(Warning- this blog could fall into category of travelogue)
Dear fellow Australians,
We love to put each other’s cities down. Sydney is the biggest bully, and I always feel slightly inadequate when I am there and someone asks where I am from. I find myself defensively advocating for my beloved “Brizvegas”, but feel like the ugly country cousin proclaiming a little too loudly things like, “Yeah well… in Brisbane… we have a gay scene too!”. But maybe the not so quiet confidence I have always had in my hometown, lies in the fact that “at least I am not from Canberra”. However, the two and a half weeks that I spent recently in our Nation’s capital city, has made me think that Canberra is quite capital after all (as in not so bad).
They say that in comedy, timing is everything and maybe the same applies to Canberra because I was there for both Autumn AND Anzac Day. So everywhere I looked there was beauty to behold; the city was not only ablaze with burnt oranges, blood reds, and canary yellows but also crawling with men in uniform! Not realising it was the 25th April, I stumbled out of my hotel on day one and and ran straight into a rather dishy gentleman in an Air force uniform waiting to cross at the lights. Full of the smug confidence of a Brizvegas girl in a town I imagined full of my poor country cousins I said a little flirtatiously, “You look smart today, Sir” to which he replied in a polite and courteous tone, “Well, we don’t get to dress up very often”. And I stupidly joked, “Really? Costume party?” And he said a little less courteously, “It’s Anzac Day”. “Oh!” I squeaked and tried to smile in defence (excuse the pun), then proceeded to have to stand next to him in awkward silence while we waited for the green walk man to appear.
By the way, my advice to anyone visiting Canberra is NOT to wait for the walk signal. I realised by day three that one wastes at least half an hour a day standing on kerbs looking out at wide empty streets.
They say that the people make a city and maybe this is why most people probably assume that Canberra, full of bureaucrats and politicians, is Boring (note the capital b). However, what is totally overlooked here is Canberra’s massive student population (thanks mostly to ANU). And just as where there is smoke there is fire, where there are students, there are bars. Canberra goes off at night and the best thing about the students in Canberra is that they are still grungy (unlike our wanna- be -yuppie student population in Brisbane that work full time jobs, drive new cars and still live at home). Bars like The Phoenix are testament to this, where you’ll find yourself sitting on a wonderfully crummy old couch, surrounded by flannos, paisley and (my favourite) corduroy whilst listening to Jeff Buckley or something else suitably nineties.

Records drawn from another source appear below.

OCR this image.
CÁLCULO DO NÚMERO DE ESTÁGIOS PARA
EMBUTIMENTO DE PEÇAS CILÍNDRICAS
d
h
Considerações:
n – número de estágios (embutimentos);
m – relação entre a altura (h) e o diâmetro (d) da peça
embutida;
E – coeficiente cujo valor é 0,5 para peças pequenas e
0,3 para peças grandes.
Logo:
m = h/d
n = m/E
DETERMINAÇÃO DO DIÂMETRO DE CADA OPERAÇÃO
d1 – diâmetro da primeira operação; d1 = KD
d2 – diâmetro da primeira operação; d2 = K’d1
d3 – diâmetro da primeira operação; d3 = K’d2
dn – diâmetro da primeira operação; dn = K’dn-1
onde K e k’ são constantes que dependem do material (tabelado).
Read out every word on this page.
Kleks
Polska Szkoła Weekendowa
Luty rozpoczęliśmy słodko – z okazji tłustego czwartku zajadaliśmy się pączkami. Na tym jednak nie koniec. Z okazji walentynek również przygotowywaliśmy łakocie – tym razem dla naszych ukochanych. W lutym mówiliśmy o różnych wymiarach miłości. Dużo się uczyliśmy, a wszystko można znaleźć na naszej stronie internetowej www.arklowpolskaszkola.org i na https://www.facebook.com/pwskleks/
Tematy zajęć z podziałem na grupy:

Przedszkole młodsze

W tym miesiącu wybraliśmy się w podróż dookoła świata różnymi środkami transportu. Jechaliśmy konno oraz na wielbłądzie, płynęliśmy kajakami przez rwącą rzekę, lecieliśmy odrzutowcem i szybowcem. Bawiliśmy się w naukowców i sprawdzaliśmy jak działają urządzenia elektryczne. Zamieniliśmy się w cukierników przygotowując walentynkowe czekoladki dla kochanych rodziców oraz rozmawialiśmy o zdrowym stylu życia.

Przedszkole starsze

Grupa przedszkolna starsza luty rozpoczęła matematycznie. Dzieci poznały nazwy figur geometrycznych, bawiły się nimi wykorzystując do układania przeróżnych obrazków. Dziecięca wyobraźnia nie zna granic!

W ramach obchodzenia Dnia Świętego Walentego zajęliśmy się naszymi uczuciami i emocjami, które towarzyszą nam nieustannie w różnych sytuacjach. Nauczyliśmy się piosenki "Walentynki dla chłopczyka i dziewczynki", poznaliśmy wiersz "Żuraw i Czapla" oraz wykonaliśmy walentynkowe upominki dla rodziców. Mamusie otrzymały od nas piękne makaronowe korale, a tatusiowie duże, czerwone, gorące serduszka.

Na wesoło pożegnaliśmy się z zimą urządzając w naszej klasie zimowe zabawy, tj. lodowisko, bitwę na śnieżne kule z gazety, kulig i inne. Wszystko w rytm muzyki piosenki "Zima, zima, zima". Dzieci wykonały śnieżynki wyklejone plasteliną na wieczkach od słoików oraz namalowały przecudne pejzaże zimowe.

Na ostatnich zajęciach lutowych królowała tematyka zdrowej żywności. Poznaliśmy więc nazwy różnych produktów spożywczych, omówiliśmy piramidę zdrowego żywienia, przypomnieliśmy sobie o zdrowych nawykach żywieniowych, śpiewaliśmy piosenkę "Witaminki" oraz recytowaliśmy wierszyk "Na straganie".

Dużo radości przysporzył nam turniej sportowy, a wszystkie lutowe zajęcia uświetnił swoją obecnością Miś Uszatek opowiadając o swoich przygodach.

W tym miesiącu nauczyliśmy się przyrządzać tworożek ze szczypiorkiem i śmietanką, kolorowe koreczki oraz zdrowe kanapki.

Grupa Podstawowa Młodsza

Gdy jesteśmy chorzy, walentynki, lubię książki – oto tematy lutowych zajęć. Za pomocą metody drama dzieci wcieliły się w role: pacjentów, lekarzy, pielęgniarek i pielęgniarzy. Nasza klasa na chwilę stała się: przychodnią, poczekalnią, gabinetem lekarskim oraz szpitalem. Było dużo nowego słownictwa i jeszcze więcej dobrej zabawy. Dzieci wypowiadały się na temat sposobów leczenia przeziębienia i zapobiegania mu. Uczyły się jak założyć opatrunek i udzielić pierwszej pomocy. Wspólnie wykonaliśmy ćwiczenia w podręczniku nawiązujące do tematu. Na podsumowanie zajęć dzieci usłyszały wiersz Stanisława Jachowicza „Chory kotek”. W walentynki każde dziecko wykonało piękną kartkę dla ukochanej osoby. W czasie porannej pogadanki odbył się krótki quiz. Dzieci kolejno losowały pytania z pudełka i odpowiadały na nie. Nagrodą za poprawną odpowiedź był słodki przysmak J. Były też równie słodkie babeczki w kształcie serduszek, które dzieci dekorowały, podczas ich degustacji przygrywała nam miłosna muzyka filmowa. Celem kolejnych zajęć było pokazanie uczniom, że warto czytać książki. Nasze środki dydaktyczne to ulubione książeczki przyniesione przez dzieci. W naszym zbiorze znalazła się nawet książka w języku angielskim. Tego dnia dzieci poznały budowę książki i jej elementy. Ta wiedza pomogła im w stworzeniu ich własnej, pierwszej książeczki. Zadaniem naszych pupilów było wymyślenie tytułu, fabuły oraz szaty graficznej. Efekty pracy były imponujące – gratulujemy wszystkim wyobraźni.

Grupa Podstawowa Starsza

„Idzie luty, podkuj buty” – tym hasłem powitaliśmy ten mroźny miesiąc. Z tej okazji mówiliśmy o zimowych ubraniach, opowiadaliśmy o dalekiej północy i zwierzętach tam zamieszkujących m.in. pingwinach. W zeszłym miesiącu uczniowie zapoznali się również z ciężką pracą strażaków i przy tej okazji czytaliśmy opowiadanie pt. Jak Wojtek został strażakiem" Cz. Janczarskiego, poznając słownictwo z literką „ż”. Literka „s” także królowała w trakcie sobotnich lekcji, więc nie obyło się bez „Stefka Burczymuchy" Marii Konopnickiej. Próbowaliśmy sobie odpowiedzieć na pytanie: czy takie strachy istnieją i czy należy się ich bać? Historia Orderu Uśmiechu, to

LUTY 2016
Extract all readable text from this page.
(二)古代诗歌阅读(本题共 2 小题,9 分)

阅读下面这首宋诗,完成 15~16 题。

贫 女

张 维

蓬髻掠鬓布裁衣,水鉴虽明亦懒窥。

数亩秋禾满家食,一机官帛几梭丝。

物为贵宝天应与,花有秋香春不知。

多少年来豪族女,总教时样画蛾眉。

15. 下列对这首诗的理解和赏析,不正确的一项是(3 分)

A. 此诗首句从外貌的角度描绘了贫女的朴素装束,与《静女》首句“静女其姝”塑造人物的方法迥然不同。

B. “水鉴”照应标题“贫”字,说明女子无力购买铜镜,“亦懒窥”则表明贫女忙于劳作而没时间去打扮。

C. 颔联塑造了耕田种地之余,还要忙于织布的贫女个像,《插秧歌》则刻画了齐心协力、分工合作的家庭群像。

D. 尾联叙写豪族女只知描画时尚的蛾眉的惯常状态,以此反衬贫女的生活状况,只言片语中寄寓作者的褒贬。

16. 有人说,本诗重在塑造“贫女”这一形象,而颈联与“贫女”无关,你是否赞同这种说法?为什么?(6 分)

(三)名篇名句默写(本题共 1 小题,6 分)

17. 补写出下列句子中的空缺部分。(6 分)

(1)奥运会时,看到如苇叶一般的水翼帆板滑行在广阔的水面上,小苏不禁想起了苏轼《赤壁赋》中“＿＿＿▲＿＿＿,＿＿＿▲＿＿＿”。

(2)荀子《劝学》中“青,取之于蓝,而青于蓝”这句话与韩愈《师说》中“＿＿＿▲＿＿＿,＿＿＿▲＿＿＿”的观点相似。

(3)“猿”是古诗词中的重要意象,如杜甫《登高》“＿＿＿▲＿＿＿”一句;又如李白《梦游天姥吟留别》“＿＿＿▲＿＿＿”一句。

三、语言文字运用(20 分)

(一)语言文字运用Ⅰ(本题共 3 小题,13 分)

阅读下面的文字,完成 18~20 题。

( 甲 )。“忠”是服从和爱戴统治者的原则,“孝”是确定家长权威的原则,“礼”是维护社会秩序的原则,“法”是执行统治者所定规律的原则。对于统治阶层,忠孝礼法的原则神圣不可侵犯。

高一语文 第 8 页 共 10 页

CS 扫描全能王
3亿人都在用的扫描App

Other important places to visit while in our nation’s capital include: The Knightsbridge Penthouse… not a magazine but a bar, Tilleys Devine Café Gallery, which is a Cabaret Club/ breakfast/ lunch/ dinner/ any time of day venue and The Wig and Pen where you can sample 150 mls of five different types of beer for seven dollars. Hard to decide what was my favourite thing from behind the Wig and Pen bar… was it the Canberra Krolsh or was it Louis who poured my Krolshes?
And as for the National Film & Sound Archive, The War Memorial (aka Canberra’s Taj Mahal), The National Gallery, The Portrait Gallery, Questacon (The National Science Centre), Old Parliament House and The Tent Embassy (just to name a few),
these are all undeniably good reasons to visit Canberra also. But I didn’t get to any of them because I was having too much fun!